Similarly in the case of sugar, Mr. Karat said, the government adopted a policy which benefited the sugar mill owners enormously. It did not build a buffer stock when sugar production was high.

“And now when farmers shifted from sugarcane production because they were not getting a fair price, we find that the government is now importing sugar or allowing the import of sugar at Rs.40 per kg,” he said.

He said 33 sugar mill companies increased their profit from Rs.30 crore to Rs.900 crore in over one year. “The farmer who produces the sugarcane has suffered and the consumer who buys sugar is suffering,” he said.

Mr. Karat said all the policies being pursued by the Centre in the name of registering economic growth “is the growth without jobs.” The number of jobs had increased only by 2.6 lakh in the organised sector, both in the public and the private sectors, during the period from 1991 to 2006. But the Centre claimed that “we are registering 8-9 per cent growth.”
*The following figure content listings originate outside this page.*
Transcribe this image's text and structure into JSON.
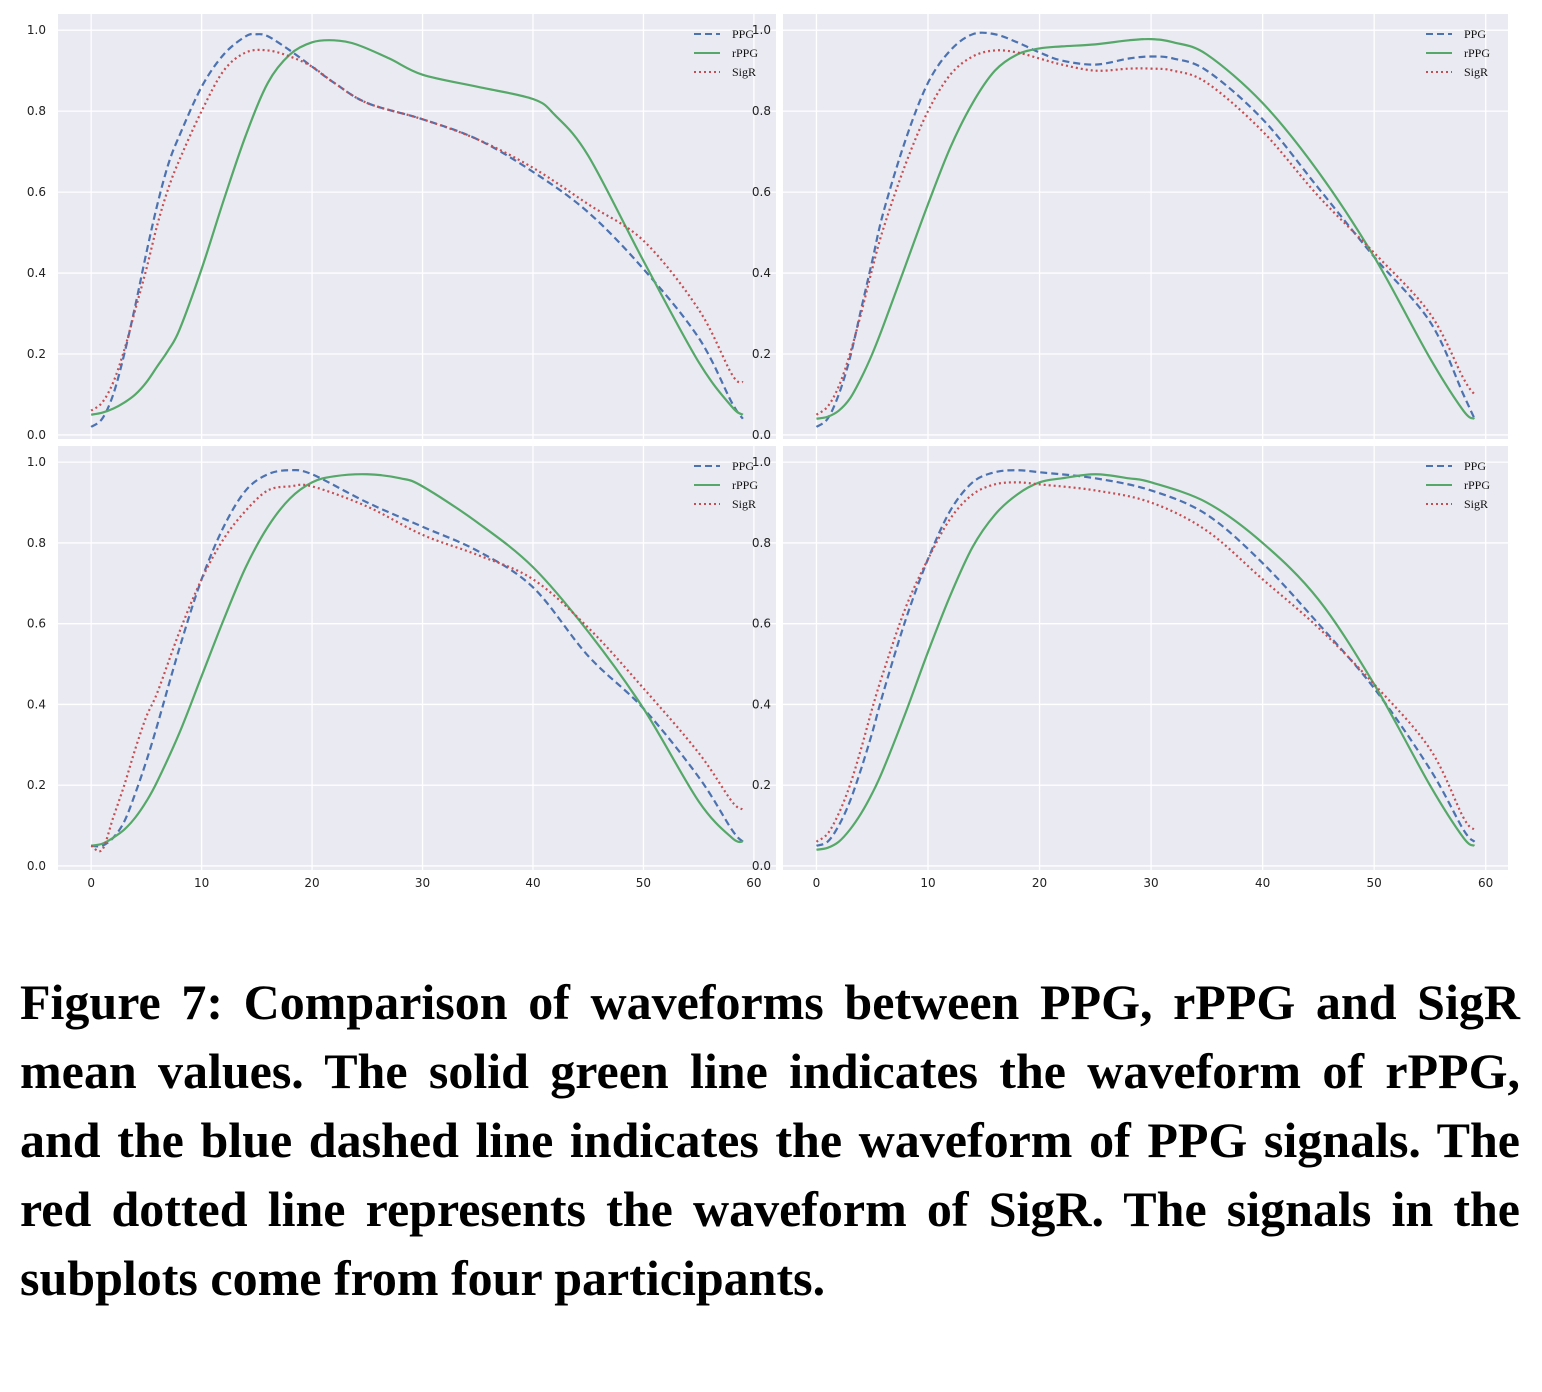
{
  "caption": "Figure 7: Comparison of waveforms between PPG, rPPG and SigR mean values. The solid green line indicates the wave­form of rPPG, and the blue dashed line indicates the wave­form of PPG signals. The red dotted line represents the wave­form of SigR. The signals in the subplots come from four participants.",
  "colors": {
    "PPG": "#4c72b0",
    "rPPG": "#55a868",
    "SigR": "#c44e52",
    "panel_background": "#eaeaf2",
    "grid": "#ffffff"
  },
  "chart_data": [
    {
      "type": "line",
      "panel": "top-left",
      "xlim": [
        -3,
        62
      ],
      "ylim": [
        -0.01,
        1.04
      ],
      "xticks": [
        0,
        10,
        20,
        30,
        40,
        50,
        60
      ],
      "yticks": [
        "0.0",
        "0.2",
        "0.4",
        "0.6",
        "0.8",
        "1.0"
      ],
      "grid": true,
      "legend": "top-right",
      "series": [
        {
          "name": "PPG",
          "style": "dashed",
          "x": [
            0,
            1,
            2,
            3,
            4,
            5,
            6,
            7,
            8,
            10,
            12,
            14,
            15,
            16,
            18,
            20,
            22,
            25,
            30,
            35,
            40,
            45,
            50,
            55,
            58,
            59
          ],
          "y": [
            0.02,
            0.04,
            0.1,
            0.2,
            0.32,
            0.45,
            0.57,
            0.67,
            0.74,
            0.86,
            0.94,
            0.985,
            0.99,
            0.985,
            0.95,
            0.91,
            0.87,
            0.82,
            0.78,
            0.73,
            0.65,
            0.55,
            0.41,
            0.24,
            0.08,
            0.04
          ]
        },
        {
          "name": "rPPG",
          "style": "solid",
          "x": [
            0,
            1,
            2,
            3,
            4,
            5,
            6,
            7,
            8,
            10,
            12,
            14,
            16,
            18,
            20,
            22,
            24,
            27,
            30,
            35,
            40,
            42,
            45,
            50,
            55,
            58,
            59
          ],
          "y": [
            0.05,
            0.055,
            0.065,
            0.08,
            0.1,
            0.13,
            0.17,
            0.21,
            0.26,
            0.41,
            0.58,
            0.74,
            0.87,
            0.94,
            0.97,
            0.975,
            0.965,
            0.93,
            0.89,
            0.86,
            0.83,
            0.79,
            0.69,
            0.43,
            0.18,
            0.07,
            0.05
          ]
        },
        {
          "name": "SigR",
          "style": "dotted",
          "x": [
            0,
            1,
            2,
            3,
            4,
            5,
            6,
            7,
            8,
            10,
            12,
            14,
            16,
            18,
            20,
            22,
            25,
            30,
            35,
            40,
            45,
            50,
            55,
            58,
            59
          ],
          "y": [
            0.06,
            0.08,
            0.13,
            0.21,
            0.31,
            0.41,
            0.52,
            0.61,
            0.68,
            0.8,
            0.9,
            0.945,
            0.95,
            0.935,
            0.91,
            0.87,
            0.82,
            0.78,
            0.73,
            0.66,
            0.57,
            0.48,
            0.31,
            0.15,
            0.13
          ]
        }
      ]
    },
    {
      "type": "line",
      "panel": "top-right",
      "xlim": [
        -3,
        62
      ],
      "ylim": [
        -0.01,
        1.04
      ],
      "xticks": [
        0,
        10,
        20,
        30,
        40,
        50,
        60
      ],
      "yticks": [
        "0.0",
        "0.2",
        "0.4",
        "0.6",
        "0.8",
        "1.0"
      ],
      "grid": true,
      "legend": "top-right",
      "series": [
        {
          "name": "PPG",
          "style": "dashed",
          "x": [
            0,
            1,
            2,
            3,
            4,
            5,
            6,
            8,
            10,
            12,
            14,
            16,
            18,
            20,
            22,
            25,
            28,
            30,
            32,
            35,
            40,
            45,
            50,
            55,
            58,
            59
          ],
          "y": [
            0.02,
            0.04,
            0.1,
            0.19,
            0.31,
            0.43,
            0.55,
            0.73,
            0.87,
            0.95,
            0.99,
            0.99,
            0.97,
            0.945,
            0.925,
            0.915,
            0.93,
            0.935,
            0.93,
            0.9,
            0.78,
            0.61,
            0.44,
            0.28,
            0.1,
            0.04
          ]
        },
        {
          "name": "rPPG",
          "style": "solid",
          "x": [
            0,
            1,
            2,
            3,
            4,
            5,
            6,
            8,
            10,
            12,
            14,
            16,
            18,
            20,
            22,
            25,
            28,
            30,
            32,
            35,
            40,
            45,
            50,
            55,
            58,
            59
          ],
          "y": [
            0.04,
            0.045,
            0.06,
            0.09,
            0.14,
            0.2,
            0.27,
            0.42,
            0.57,
            0.71,
            0.82,
            0.9,
            0.94,
            0.955,
            0.96,
            0.965,
            0.975,
            0.978,
            0.97,
            0.94,
            0.82,
            0.65,
            0.44,
            0.19,
            0.06,
            0.04
          ]
        },
        {
          "name": "SigR",
          "style": "dotted",
          "x": [
            0,
            1,
            2,
            3,
            4,
            5,
            6,
            8,
            10,
            12,
            14,
            16,
            18,
            20,
            22,
            25,
            28,
            30,
            32,
            35,
            40,
            45,
            50,
            55,
            58,
            59
          ],
          "y": [
            0.05,
            0.07,
            0.12,
            0.2,
            0.3,
            0.41,
            0.51,
            0.67,
            0.8,
            0.89,
            0.935,
            0.95,
            0.945,
            0.93,
            0.915,
            0.9,
            0.905,
            0.905,
            0.9,
            0.87,
            0.75,
            0.59,
            0.45,
            0.3,
            0.14,
            0.1
          ]
        }
      ]
    },
    {
      "type": "line",
      "panel": "bottom-left",
      "xlim": [
        -3,
        62
      ],
      "ylim": [
        -0.01,
        1.04
      ],
      "xticks": [
        0,
        10,
        20,
        30,
        40,
        50,
        60
      ],
      "yticks": [
        "0.0",
        "0.2",
        "0.4",
        "0.6",
        "0.8",
        "1.0"
      ],
      "grid": true,
      "legend": "top-right",
      "series": [
        {
          "name": "PPG",
          "style": "dashed",
          "x": [
            0,
            1,
            2,
            3,
            4,
            5,
            6,
            8,
            10,
            12,
            14,
            16,
            18,
            20,
            25,
            30,
            35,
            40,
            45,
            50,
            55,
            58,
            59
          ],
          "y": [
            0.05,
            0.05,
            0.07,
            0.11,
            0.18,
            0.26,
            0.35,
            0.54,
            0.71,
            0.84,
            0.93,
            0.97,
            0.98,
            0.97,
            0.9,
            0.84,
            0.78,
            0.69,
            0.52,
            0.39,
            0.22,
            0.09,
            0.06
          ]
        },
        {
          "name": "rPPG",
          "style": "solid",
          "x": [
            0,
            1,
            2,
            3,
            4,
            5,
            6,
            8,
            10,
            12,
            14,
            16,
            18,
            20,
            22,
            25,
            28,
            30,
            35,
            40,
            45,
            50,
            55,
            58,
            59
          ],
          "y": [
            0.05,
            0.055,
            0.07,
            0.09,
            0.12,
            0.16,
            0.21,
            0.33,
            0.47,
            0.61,
            0.74,
            0.84,
            0.91,
            0.95,
            0.965,
            0.97,
            0.96,
            0.94,
            0.85,
            0.74,
            0.58,
            0.39,
            0.16,
            0.07,
            0.06
          ]
        },
        {
          "name": "SigR",
          "style": "dotted",
          "x": [
            0,
            1,
            2,
            3,
            4,
            5,
            6,
            8,
            10,
            12,
            14,
            16,
            18,
            20,
            25,
            30,
            35,
            40,
            45,
            50,
            55,
            58,
            59
          ],
          "y": [
            0.05,
            0.04,
            0.12,
            0.2,
            0.29,
            0.37,
            0.43,
            0.58,
            0.71,
            0.81,
            0.88,
            0.93,
            0.94,
            0.94,
            0.89,
            0.82,
            0.77,
            0.71,
            0.59,
            0.44,
            0.28,
            0.16,
            0.14
          ]
        }
      ]
    },
    {
      "type": "line",
      "panel": "bottom-right",
      "xlim": [
        -3,
        62
      ],
      "ylim": [
        -0.01,
        1.04
      ],
      "xticks": [
        0,
        10,
        20,
        30,
        40,
        50,
        60
      ],
      "yticks": [
        "0.0",
        "0.2",
        "0.4",
        "0.6",
        "0.8",
        "1.0"
      ],
      "grid": true,
      "legend": "top-right",
      "series": [
        {
          "name": "PPG",
          "style": "dashed",
          "x": [
            0,
            1,
            2,
            3,
            4,
            5,
            6,
            8,
            10,
            12,
            14,
            16,
            18,
            20,
            25,
            30,
            35,
            40,
            45,
            50,
            55,
            58,
            59
          ],
          "y": [
            0.05,
            0.06,
            0.1,
            0.16,
            0.24,
            0.33,
            0.43,
            0.61,
            0.76,
            0.88,
            0.95,
            0.975,
            0.98,
            0.975,
            0.96,
            0.93,
            0.87,
            0.75,
            0.6,
            0.44,
            0.24,
            0.09,
            0.06
          ]
        },
        {
          "name": "rPPG",
          "style": "solid",
          "x": [
            0,
            1,
            2,
            3,
            4,
            5,
            6,
            8,
            10,
            12,
            14,
            16,
            18,
            20,
            22,
            25,
            28,
            30,
            35,
            40,
            45,
            50,
            55,
            58,
            59
          ],
          "y": [
            0.04,
            0.045,
            0.06,
            0.09,
            0.13,
            0.18,
            0.24,
            0.38,
            0.53,
            0.67,
            0.79,
            0.87,
            0.92,
            0.95,
            0.96,
            0.97,
            0.96,
            0.95,
            0.9,
            0.8,
            0.66,
            0.45,
            0.2,
            0.07,
            0.05
          ]
        },
        {
          "name": "SigR",
          "style": "dotted",
          "x": [
            0,
            1,
            2,
            3,
            4,
            5,
            6,
            8,
            10,
            12,
            14,
            16,
            18,
            20,
            25,
            30,
            35,
            40,
            45,
            50,
            55,
            58,
            59
          ],
          "y": [
            0.06,
            0.08,
            0.13,
            0.2,
            0.29,
            0.39,
            0.48,
            0.64,
            0.76,
            0.86,
            0.92,
            0.945,
            0.95,
            0.945,
            0.93,
            0.9,
            0.83,
            0.71,
            0.59,
            0.45,
            0.29,
            0.12,
            0.09
          ]
        }
      ]
    }
  ]
}
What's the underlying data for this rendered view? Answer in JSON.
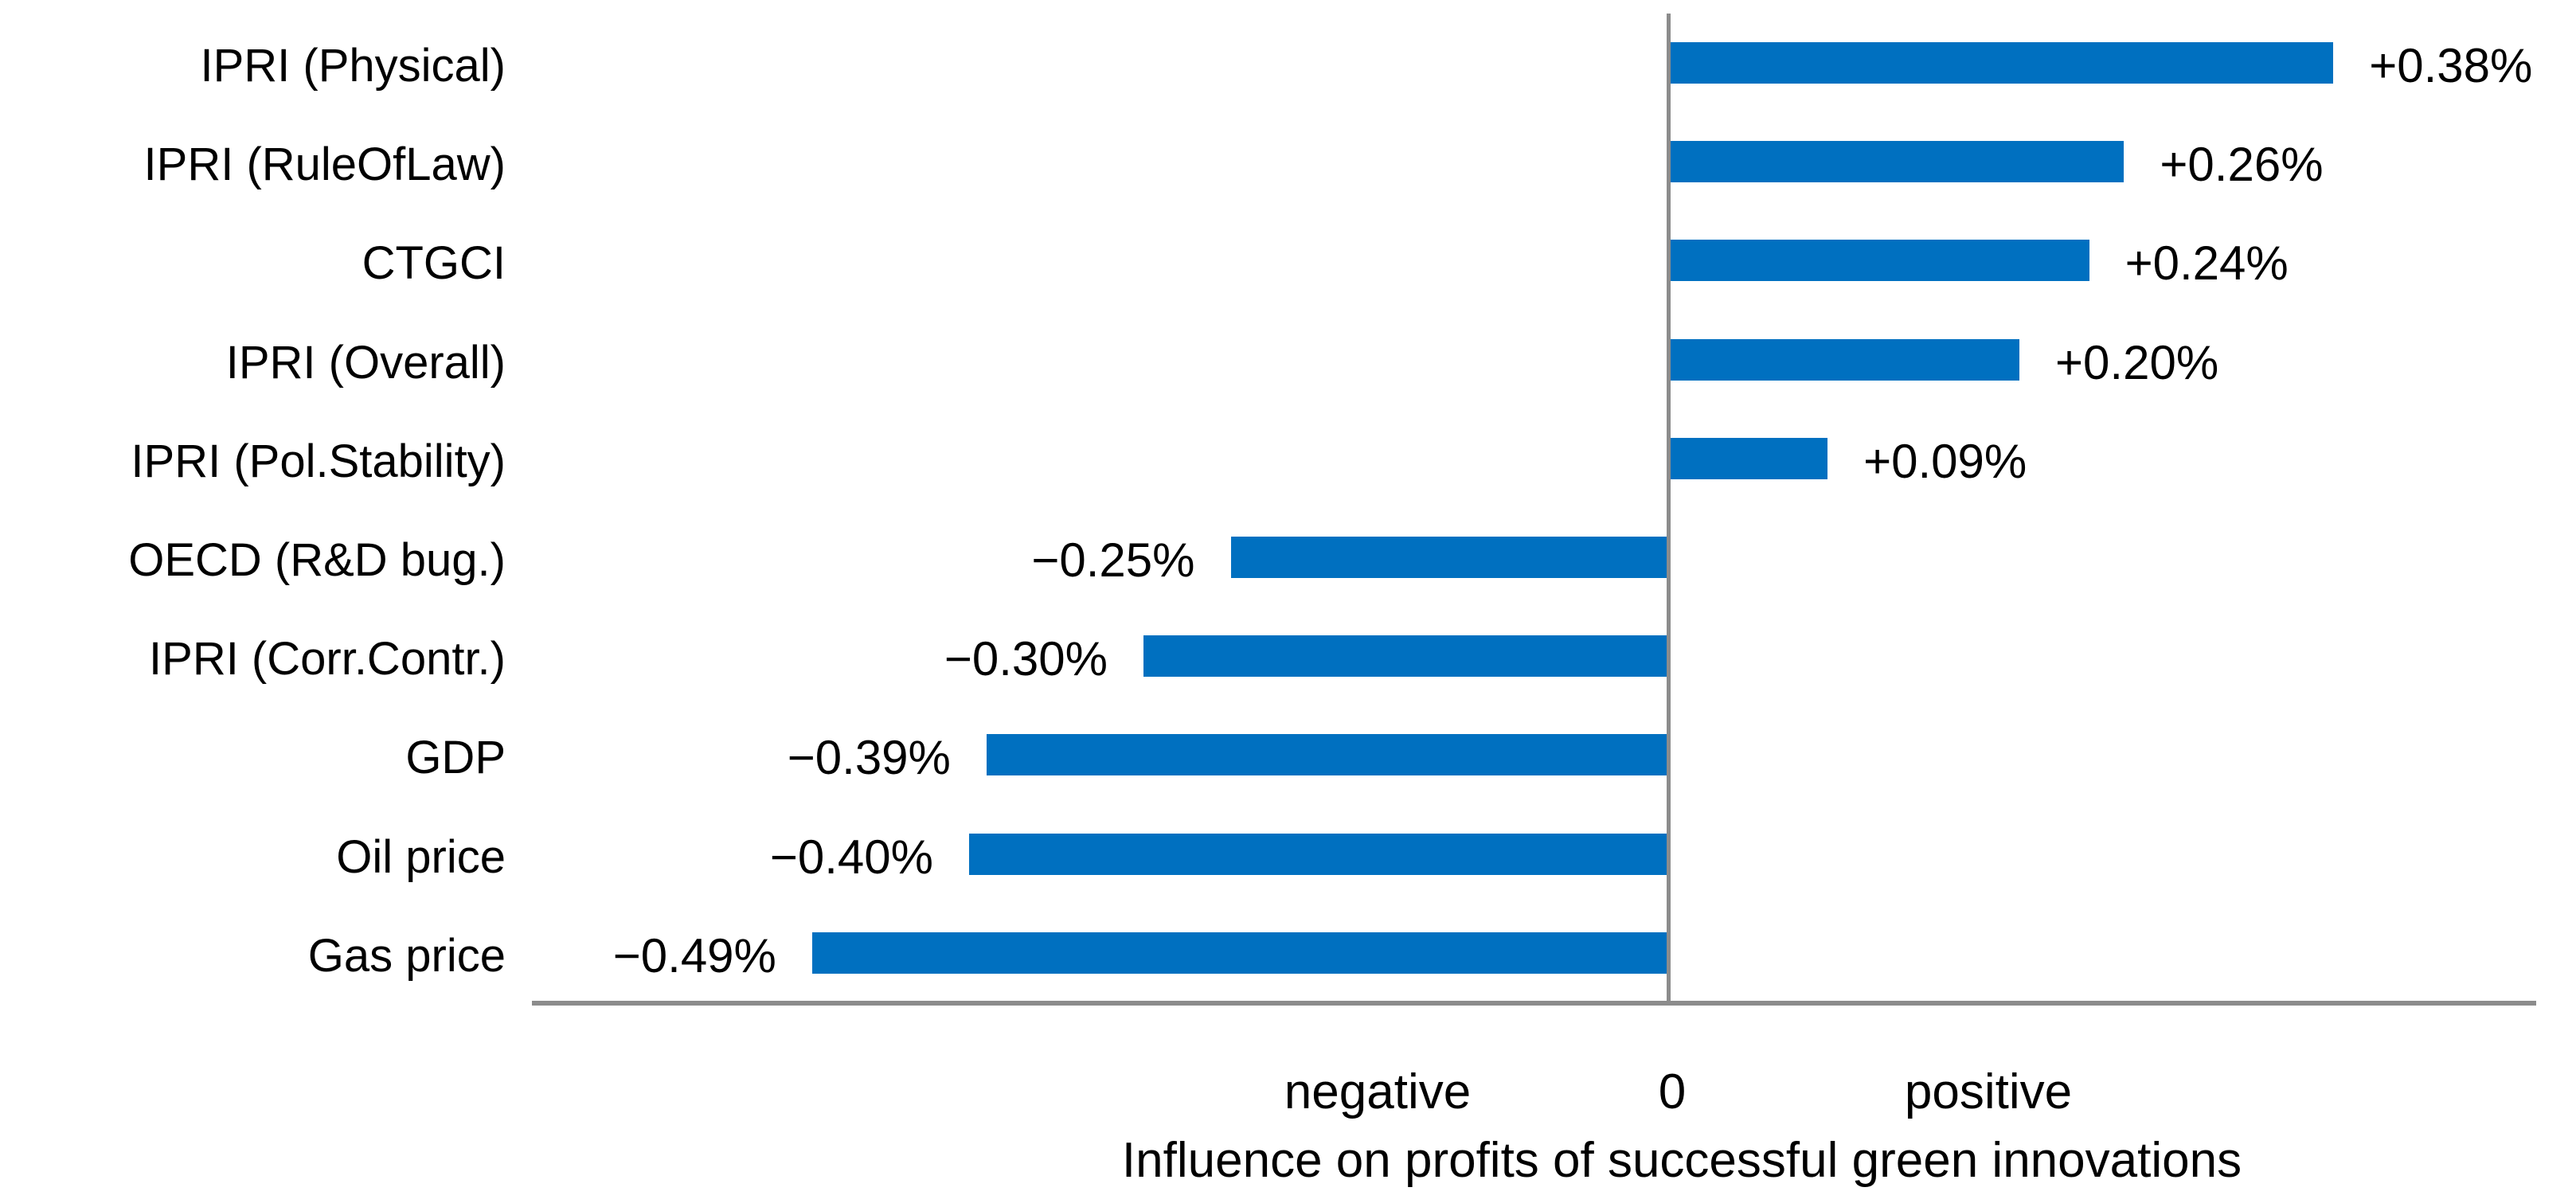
{
  "chart_data": {
    "type": "bar",
    "orientation": "horizontal",
    "categories": [
      "IPRI (Physical)",
      "IPRI (RuleOfLaw)",
      "CTGCI",
      "IPRI (Overall)",
      "IPRI (Pol.Stability)",
      "OECD (R&D bug.)",
      "IPRI (Corr.Contr.)",
      "GDP",
      "Oil price",
      "Gas price"
    ],
    "values": [
      0.38,
      0.26,
      0.24,
      0.2,
      0.09,
      -0.25,
      -0.3,
      -0.39,
      -0.4,
      -0.49
    ],
    "data_labels": [
      "+0.38%",
      "+0.26%",
      "+0.24%",
      "+0.20%",
      "+0.09%",
      "−0.25%",
      "−0.30%",
      "−0.39%",
      "−0.40%",
      "−0.49%"
    ],
    "xlabel": "Influence on profits of successful green innovations",
    "x_zone_labels": [
      "negative",
      "0",
      "positive"
    ],
    "xlim": [
      -0.65,
      0.52
    ],
    "grid": false,
    "legend": false,
    "unit": "%",
    "colors": {
      "bar": "#0070C0",
      "axis": "#8C8C8C",
      "text": "#000000",
      "background": "#FFFFFF"
    }
  }
}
He said land reforms did not figure on the agenda of the Centre. The government had been able to distribute only 73 lakh acres out of the 500 lakh acres of surplus land during this period. Of this, only 53 lakh acres was finally distributed to the small farmers and 20 per cent of this was in West Bengal.

He criticised the UPA government’s proposal of large-scale divestment of 50 profit-making public sector units.